I thought, are your kids always going to be here? I said, when your kids leave here and they come to New York City, I don’t want my child to be the first black person they ever encounter, because that’s gonna be way too foreign for them, so why don’t we start with the literature.
I think it’s important that if your school system is not racially or economically or diverse in terms of gender, that the books still reflect that because the kids need to meet people unlike themselves and find a place in those people and in the story where they are, they share a common ground.
Because it’s the beginning of the connection that literature’s trying to form, that education is trying to form. We’re trying to figure out how to connect with people and work together and make a better world. I mean that’s what education is, is about understanding, it’s about overcoming ignorance, it’s about overcoming intolerance and you now bigotry.
The more people know about other people, the less doubt there will be. I think that we have to constantly publish books that talk about that.

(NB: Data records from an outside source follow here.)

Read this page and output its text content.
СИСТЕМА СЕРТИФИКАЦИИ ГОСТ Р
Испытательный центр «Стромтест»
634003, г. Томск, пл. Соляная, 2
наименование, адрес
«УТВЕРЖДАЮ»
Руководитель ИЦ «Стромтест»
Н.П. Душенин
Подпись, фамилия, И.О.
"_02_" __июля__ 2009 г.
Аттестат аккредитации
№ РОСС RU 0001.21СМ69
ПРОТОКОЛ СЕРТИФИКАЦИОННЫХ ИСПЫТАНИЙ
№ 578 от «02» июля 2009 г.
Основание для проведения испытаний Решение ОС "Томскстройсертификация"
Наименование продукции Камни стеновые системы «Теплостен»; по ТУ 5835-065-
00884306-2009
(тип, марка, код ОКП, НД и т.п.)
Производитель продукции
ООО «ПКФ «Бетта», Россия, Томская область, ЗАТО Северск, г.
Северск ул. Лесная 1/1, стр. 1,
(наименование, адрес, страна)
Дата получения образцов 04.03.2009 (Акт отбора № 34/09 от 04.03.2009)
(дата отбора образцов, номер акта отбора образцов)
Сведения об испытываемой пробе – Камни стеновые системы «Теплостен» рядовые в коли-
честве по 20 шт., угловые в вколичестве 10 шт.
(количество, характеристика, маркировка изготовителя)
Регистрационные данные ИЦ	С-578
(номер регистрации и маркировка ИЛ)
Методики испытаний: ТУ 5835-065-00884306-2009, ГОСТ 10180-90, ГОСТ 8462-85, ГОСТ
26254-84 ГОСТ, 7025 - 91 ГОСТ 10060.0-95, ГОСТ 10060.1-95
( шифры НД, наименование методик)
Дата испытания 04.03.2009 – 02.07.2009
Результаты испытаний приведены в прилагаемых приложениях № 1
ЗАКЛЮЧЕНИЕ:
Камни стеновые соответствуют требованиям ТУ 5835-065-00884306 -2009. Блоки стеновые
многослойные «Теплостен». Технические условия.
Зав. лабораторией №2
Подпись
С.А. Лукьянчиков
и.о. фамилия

There’s always going to be a need and I think now we have a lot of books and if you use a lot more books.
I think there is a need of getting more books out into the world and people realizing that this book about this gay white boy from California is very valid in my classroom because I don’t want my kids to grow up to beat up this boy. That kind of stuff is so important.
We still have a lot of issues of censoring, censorship, of books getting challenged, of parents thinking they know what the book’s about by reading the flap copy and deciding that’s enough and not allow their kids to read the book. We’re still living a time of fear and censorship which is heartbreaking.